A nova legislação traz uma série de mudanças aprovadas pelo Legislativo, como por
exemplo, estabelece prisão de um a quatro anos ao juiz que determinar medida de privação da
liberdade em absoluta desconformidade com as hipóteses legais; ou para o magistrado que
deixar de conceder liminar ou ordem de habeas corpus, em hipótese manifestamente cabível.
Dentre outras modificações que passaram a valer, agora, é crime violar prerrogativas
de advogados, elencadas nos incisos II, III, IV e V, caput do artigo 7º do Estatuto da OAB,
praticada por todo agente público, independente da condição formal de servidor público;
portanto, podem ser alvos de penalidades os membros do Legislativo (deputados, senadores,
vereadores), Judiciário, Ministério Público, de Tribunais ou Conselhos de Contas,
como também os fiscais da Receita Federal. A pena é de prisão de três meses a um ano, além
de multa.
A inauguração dessa Lei vem causando protestos de juízes, integrantes do Ministério
Público e da Associação dos Delegados da Polícia Federal. Este órgão ajuizou ação no
Supremo Tribunal Federal para anular partes do texto. O principal receio é que policiais,
promotores e juízes poderão se sentir inibidos ou temerosos em desempenhar suas funções,
por conta das punições da nova legislação. Tal protesto não procede, pois a lei protege os
agentes públicos que manifestem suas divergências sem a especial finalidade de causar
prejuízos a outras pessoas por meio do uso das prerrogativas do seu cargo.

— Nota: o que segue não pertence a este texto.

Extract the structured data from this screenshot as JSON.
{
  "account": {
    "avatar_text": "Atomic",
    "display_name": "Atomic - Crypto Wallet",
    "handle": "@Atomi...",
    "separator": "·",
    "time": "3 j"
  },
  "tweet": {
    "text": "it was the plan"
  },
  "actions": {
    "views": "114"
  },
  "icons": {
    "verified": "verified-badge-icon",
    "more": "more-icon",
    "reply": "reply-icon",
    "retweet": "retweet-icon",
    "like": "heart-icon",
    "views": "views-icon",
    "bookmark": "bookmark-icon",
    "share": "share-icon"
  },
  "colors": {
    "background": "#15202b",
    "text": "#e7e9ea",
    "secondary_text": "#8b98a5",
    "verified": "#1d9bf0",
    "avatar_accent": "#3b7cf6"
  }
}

Outros esclarecimentos merecem a nossa atenção. O primeiro é que as prerrogativas
não são privilégios de classe, mas sim uma garantia conferida a determinada categoria
profissional. Especialmente, quanto aos advogados, essas prerrogativas representam a
proteção do cidadão frente à opressão do Estado e, por isso, não pode ficar submetido à
situação de fragilidade diante do desrespeito aos direitos legalmente atribuídos a seu patrono.
O advogado é indispensável à administração da justiça; além de ser inviolável por seus
atos e manifestações no exercício da sua profissão, porquanto não se admite que ele possa
sofrer pressões externas advindas de autoridades que buscam, através da força ou de uma
pretensa hierarquia, passar por cima de direitos, legislações ou da própria Constituição. Não
existe qualquer hierarquia e nem subordinação entre magistrado, membro do Ministério
Público ou quaisquer agentes públicos e advogado, que devem se pautar por tratamento
condigno de respeito recíproco.
    O segundo esclarecimento envolve exatamente o alcance dessa criminalização nos dias
atuais.
         Afigura-se relevante destacar que vem se tornando uma prática constante em audiências
dos Tribunais no país os ataques e excessos das autoridades praticados contra o advogado.

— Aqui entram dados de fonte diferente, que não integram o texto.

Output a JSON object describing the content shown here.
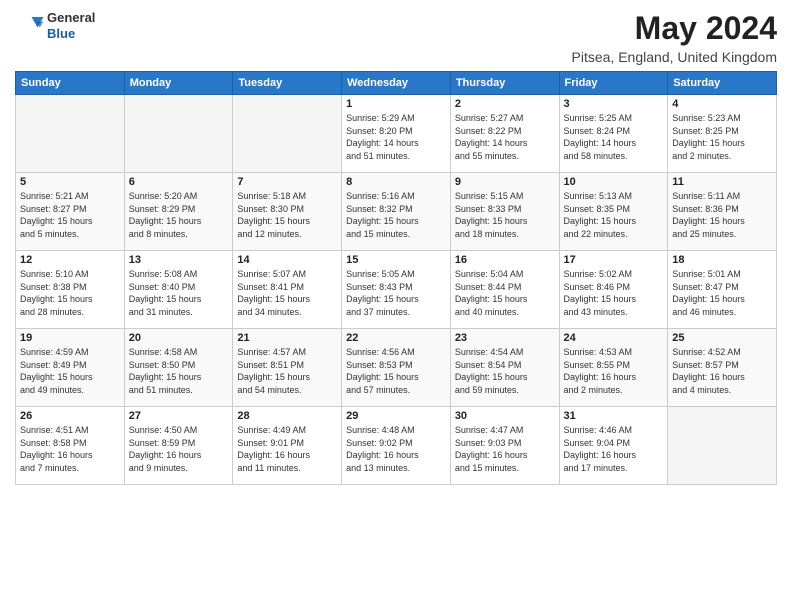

Notadamente, na área criminal, muitas vezes, se confunde a pessoa do acusado com a função
do advogado ao exercer o direito de defesa, e que deve ser invocado em nome de todos os
cidadãos, como forma de preservação a uma das mais importantes prerrogativas humanas
historicamente consagradas em nossa civilização: o da indignação à fúria acusatória, ao
buscar a proporcionalidade e o equilíbrio na distribuição da justiça.

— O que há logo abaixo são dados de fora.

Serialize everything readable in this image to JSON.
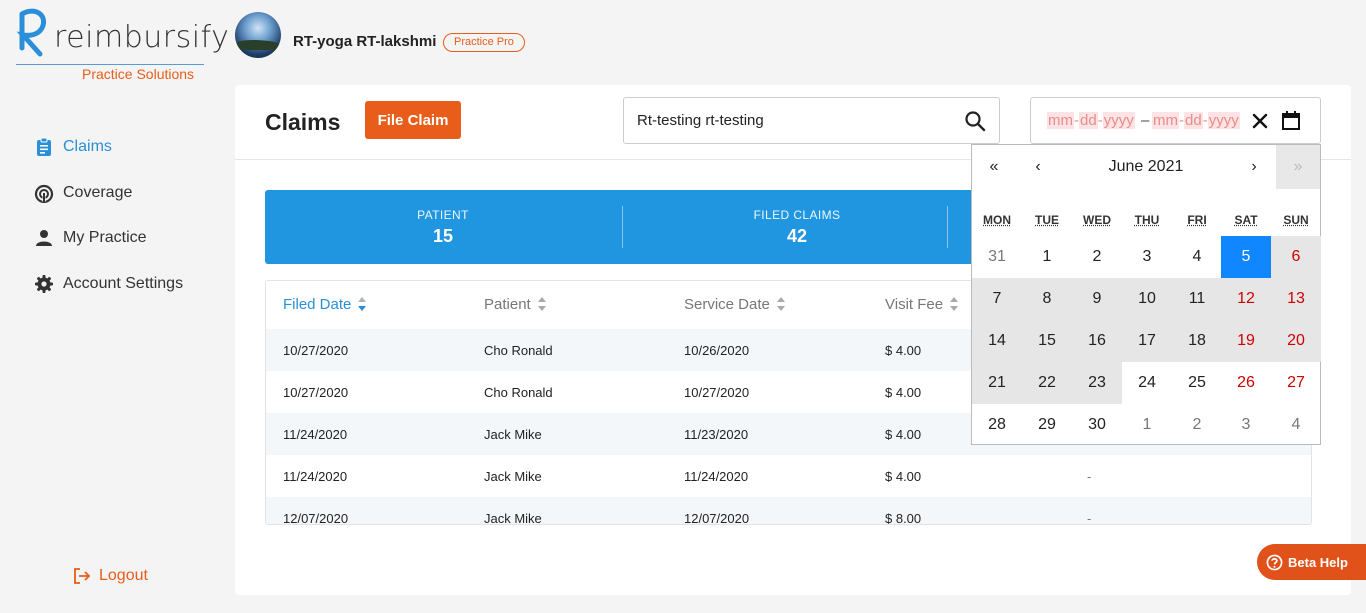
{
  "brand": {
    "name": "reimbursify",
    "subtitle": "Practice Solutions"
  },
  "header": {
    "user_name": "RT-yoga RT-lakshmi",
    "plan_badge": "Practice Pro"
  },
  "sidebar": {
    "items": [
      {
        "label": "Claims",
        "icon": "clipboard-icon",
        "active": true
      },
      {
        "label": "Coverage",
        "icon": "coverage-icon",
        "active": false
      },
      {
        "label": "My Practice",
        "icon": "person-icon",
        "active": false
      },
      {
        "label": "Account Settings",
        "icon": "gear-icon",
        "active": false
      }
    ],
    "logout_label": "Logout"
  },
  "main": {
    "title": "Claims",
    "file_claim_label": "File Claim",
    "search": {
      "value": "Rt-testing rt-testing",
      "placeholder": ""
    },
    "date_range": {
      "start_month": "mm",
      "start_day": "dd",
      "start_year": "yyyy",
      "end_month": "mm",
      "end_day": "dd",
      "end_year": "yyyy",
      "separator": "–"
    },
    "stats": [
      {
        "label": "PATIENT",
        "value": "15"
      },
      {
        "label": "FILED CLAIMS",
        "value": "42"
      }
    ],
    "table": {
      "columns": [
        "Filed Date",
        "Patient",
        "Service Date",
        "Visit Fee"
      ],
      "sorted_column": "Filed Date",
      "rows": [
        {
          "filed": "10/27/2020",
          "patient": "Cho Ronald",
          "service": "10/26/2020",
          "fee": "$ 4.00",
          "extra": ""
        },
        {
          "filed": "10/27/2020",
          "patient": "Cho Ronald",
          "service": "10/27/2020",
          "fee": "$ 4.00",
          "extra": ""
        },
        {
          "filed": "11/24/2020",
          "patient": "Jack Mike",
          "service": "11/23/2020",
          "fee": "$ 4.00",
          "extra": ""
        },
        {
          "filed": "11/24/2020",
          "patient": "Jack Mike",
          "service": "11/24/2020",
          "fee": "$ 4.00",
          "extra": "-"
        },
        {
          "filed": "12/07/2020",
          "patient": "Jack Mike",
          "service": "12/07/2020",
          "fee": "$ 8.00",
          "extra": "-"
        }
      ]
    }
  },
  "calendar": {
    "month_label": "June 2021",
    "nav": {
      "prev_year": "«",
      "prev_month": "‹",
      "next_month": "›",
      "next_year": "»"
    },
    "weekdays": [
      "MON",
      "TUE",
      "WED",
      "THU",
      "FRI",
      "SAT",
      "SUN"
    ],
    "weeks": [
      [
        "31",
        "1",
        "2",
        "3",
        "4",
        "5",
        "6"
      ],
      [
        "7",
        "8",
        "9",
        "10",
        "11",
        "12",
        "13"
      ],
      [
        "14",
        "15",
        "16",
        "17",
        "18",
        "19",
        "20"
      ],
      [
        "21",
        "22",
        "23",
        "24",
        "25",
        "26",
        "27"
      ],
      [
        "28",
        "29",
        "30",
        "1",
        "2",
        "3",
        "4"
      ]
    ],
    "selected_day": "5",
    "colors": {
      "selected": "#1087ff",
      "weekend": "#d10000",
      "range": "#e6e6e6"
    }
  },
  "beta_help_label": "Beta Help",
  "colors": {
    "accent": "#e85d1a",
    "primary": "#2196e0",
    "link": "#2a8fd8"
  }
}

         A nova Lei de abuso de autoridade representa uma grande conquista civilizatória tanto
para a sociedade como também ao exercício pleno da advocacia brasileira. Mas só a
existência dela, sem sua aplicação eficaz, não trará mudanças práticas. Para tanto, é
indispensável a união de forças da classe com a Ordem dos Advogados do Brasil e as
respectivas associações, a fim de que se façam valer efetivamente os novos comandos legais,
que têm ampla possibilidade de restaurar o respeito e a dignidade da advocacia.